American Canadian motivational speaker Brian Tracy said, “Communication is a skill that you can learn. It’s like riding a bicycle or typing. If you’re willing to work at it, you can rapidly improve the quality of every part of your life.” The significance of effective communication between healthcare providers and patients is essential and both verbal and nonverbal cues contribute to the understanding of health-related information, building trust, and establishing a positive relationship. Communication is a fundamental aspect of all relationships and in them, we must be willing to communicate by giving and receiving information. When you think about it, communication plays a key role in your health, wellness, and well-being, however, a breakdown in communication can lead to a breakdown in your overall health.

Verbal communication is a privilege. Whether you are the one verbally giving or receiving information, both parties play a role in its success. All people should aim to be clear with verbal communication and in healthcare settings aim to keep details simple and focused on the topic at hand. If you are the patient try to be clear about your exact concern. As you receive feedback, if it’s unclear, ask the other person to repeat what they’ve said, or ask them to rephrase it. You can say, “I don’t understand.” If you need a translator, ask for one, maybe you thought you could muddle through and now you are lost, speak up, all those trying to help you with your care would be happier to be sure you are understanding what is happening than not. In verbal communication, tone, speed, and inflection are also variables that can impact outcomes, try to keep your tone even and share information slowly as the other party is likely hearing it for the first time.

Non-verbal communication counts, it often sets the tone before the first words are spoken. Peter Druker, known for being an innovator in modern business says, “The most important thing in communication is hearing what isn’t said.” This includes starting with eye contact and recognizing facial expressions and body language.  How you present yourself physically makes a difference in how the other person feels heard and recognized and how they hear and see you. While a person with verbal communication barriers may not be able to share their verbal communication, they may be able to show you through physical embodiments and facial expressions what they need or mean. This is why we must offer our full attention and eye contact to each other as we communicate and “hear what isn’t said.”

Telehealth is now welcoming more opportunities for care and clear communication is even more important. Having your camera on, looking at the screen, and giving clear details while sticking to the subject at hand is necessary for the greatest outcomes in care. Telehealth is wonderful for those in our area who may often find themselves driving long distances for certain care and it can be just as beneficial if the communication virtually is clear and all parties are actively listening, asking for clarifications if needed, and addressing any barriers or concerns. While this can feel uncomfortable or like there is a performance aspect to being “on camera,” rest assured that telehealth is not for anyone’s entertainment value but a tool for increasing access to care.
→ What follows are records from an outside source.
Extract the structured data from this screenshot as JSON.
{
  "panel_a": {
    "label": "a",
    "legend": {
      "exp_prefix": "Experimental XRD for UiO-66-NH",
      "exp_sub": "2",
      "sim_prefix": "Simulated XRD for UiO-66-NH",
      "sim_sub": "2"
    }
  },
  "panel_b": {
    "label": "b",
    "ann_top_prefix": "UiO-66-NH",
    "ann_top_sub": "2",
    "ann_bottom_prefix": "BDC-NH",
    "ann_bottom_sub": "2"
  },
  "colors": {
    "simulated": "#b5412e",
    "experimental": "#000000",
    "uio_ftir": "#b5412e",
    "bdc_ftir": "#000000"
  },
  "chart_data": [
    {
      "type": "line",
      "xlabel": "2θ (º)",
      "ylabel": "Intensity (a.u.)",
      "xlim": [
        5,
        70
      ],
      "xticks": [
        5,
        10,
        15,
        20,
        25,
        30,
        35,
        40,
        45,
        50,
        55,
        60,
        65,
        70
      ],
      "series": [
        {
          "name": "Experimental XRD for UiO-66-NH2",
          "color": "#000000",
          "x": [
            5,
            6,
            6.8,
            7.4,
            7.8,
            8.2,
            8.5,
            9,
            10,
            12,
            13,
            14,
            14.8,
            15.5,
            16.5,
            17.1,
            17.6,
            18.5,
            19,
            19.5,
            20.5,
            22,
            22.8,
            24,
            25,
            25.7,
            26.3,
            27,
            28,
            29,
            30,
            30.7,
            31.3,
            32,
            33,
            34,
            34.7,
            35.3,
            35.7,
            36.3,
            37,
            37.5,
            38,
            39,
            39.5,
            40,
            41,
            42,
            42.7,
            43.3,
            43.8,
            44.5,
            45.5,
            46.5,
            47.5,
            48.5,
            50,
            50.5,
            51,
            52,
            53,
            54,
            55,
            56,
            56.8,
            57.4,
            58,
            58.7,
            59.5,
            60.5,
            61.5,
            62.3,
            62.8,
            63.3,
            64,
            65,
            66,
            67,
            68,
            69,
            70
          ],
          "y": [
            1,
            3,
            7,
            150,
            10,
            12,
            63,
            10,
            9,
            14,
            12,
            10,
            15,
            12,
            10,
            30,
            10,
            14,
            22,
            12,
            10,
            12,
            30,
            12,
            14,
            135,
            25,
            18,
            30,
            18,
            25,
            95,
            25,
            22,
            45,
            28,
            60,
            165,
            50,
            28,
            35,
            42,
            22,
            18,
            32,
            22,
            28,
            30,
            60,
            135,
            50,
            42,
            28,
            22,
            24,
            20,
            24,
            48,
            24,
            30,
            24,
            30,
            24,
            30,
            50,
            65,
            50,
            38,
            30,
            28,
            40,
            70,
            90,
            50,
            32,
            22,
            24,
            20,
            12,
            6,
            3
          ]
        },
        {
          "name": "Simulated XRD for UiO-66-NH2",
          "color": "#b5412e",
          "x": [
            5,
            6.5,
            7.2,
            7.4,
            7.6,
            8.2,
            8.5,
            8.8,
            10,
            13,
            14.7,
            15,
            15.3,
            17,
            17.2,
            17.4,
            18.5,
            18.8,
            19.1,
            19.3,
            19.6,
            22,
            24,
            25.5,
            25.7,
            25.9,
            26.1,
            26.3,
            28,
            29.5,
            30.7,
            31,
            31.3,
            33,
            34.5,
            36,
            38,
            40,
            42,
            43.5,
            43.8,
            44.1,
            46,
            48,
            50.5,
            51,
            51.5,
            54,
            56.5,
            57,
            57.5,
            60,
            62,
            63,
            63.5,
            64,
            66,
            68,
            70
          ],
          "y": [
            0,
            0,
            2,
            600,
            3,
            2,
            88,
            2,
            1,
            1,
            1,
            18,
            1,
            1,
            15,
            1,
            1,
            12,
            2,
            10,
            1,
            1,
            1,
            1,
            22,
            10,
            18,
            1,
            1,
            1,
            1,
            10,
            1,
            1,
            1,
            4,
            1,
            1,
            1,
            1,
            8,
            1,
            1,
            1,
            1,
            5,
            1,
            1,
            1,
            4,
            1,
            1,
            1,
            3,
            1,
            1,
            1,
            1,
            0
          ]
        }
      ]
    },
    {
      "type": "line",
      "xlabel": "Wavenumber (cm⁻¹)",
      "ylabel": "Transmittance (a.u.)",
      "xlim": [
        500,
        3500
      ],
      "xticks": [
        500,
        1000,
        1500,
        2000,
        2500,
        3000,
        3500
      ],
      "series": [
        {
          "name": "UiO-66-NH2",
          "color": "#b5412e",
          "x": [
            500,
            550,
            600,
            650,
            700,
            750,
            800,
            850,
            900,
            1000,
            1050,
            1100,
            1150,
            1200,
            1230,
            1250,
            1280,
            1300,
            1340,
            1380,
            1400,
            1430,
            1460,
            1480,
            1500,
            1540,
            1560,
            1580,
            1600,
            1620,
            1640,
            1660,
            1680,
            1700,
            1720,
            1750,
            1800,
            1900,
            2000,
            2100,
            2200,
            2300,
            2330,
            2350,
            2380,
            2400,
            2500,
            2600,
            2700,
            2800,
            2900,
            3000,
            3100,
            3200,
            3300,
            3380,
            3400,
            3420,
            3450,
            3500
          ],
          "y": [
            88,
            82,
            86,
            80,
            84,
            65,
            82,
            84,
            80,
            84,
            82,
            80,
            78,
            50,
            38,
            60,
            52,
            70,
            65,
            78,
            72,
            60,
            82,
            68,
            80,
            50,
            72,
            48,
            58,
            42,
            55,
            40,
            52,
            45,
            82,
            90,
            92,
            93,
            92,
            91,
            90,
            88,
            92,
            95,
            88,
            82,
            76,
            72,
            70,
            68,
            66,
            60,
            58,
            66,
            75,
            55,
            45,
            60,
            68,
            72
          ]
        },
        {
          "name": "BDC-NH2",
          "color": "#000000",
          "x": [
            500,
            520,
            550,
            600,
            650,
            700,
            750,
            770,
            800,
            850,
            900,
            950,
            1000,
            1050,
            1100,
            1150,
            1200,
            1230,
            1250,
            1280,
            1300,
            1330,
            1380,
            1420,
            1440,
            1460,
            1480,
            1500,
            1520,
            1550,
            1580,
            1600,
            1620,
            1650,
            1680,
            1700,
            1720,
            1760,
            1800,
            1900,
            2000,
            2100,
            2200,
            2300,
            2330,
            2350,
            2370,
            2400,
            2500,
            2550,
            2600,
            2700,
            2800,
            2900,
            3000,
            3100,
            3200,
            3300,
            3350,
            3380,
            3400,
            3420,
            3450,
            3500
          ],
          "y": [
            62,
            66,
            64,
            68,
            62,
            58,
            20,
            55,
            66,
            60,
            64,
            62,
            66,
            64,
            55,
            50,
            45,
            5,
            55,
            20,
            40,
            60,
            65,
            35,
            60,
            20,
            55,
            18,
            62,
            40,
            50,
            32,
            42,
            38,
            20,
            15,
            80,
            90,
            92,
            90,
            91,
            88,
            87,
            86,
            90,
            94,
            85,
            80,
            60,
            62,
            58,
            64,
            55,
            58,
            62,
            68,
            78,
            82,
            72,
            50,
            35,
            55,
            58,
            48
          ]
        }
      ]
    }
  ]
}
This is World Communication Week, a time to raise awareness about the need for communication support. In all aspects of life and healthcare, people need to feel seen, heard and understood no matter what barriers or obstacles may be in the way. The famous playwright and Nobel Peace Prize winner George Bernard Shaw said, “The Single Biggest Problem in Communication is the Illusion That It Has Taken Place.” Don’t be an illusionist on communication, utilizing what is known as active listening and the “feedback loop,” to ensure clear and effective communication in your own life. It’s as simple as saying, “What I heard you say was…” and repeating back what you heard and adjusting based on what you heard. If your doctor said that you should be taking your medications at night and not in the morning, you can show you heard them, by saying, “What I heard you say, is I should be taking my medications at night,” and then you would start to do that. It’s that simple.

Communication is both the give and take of how we put out and receive information. Don’t let a breakdown in communication, become a breakdown in your health!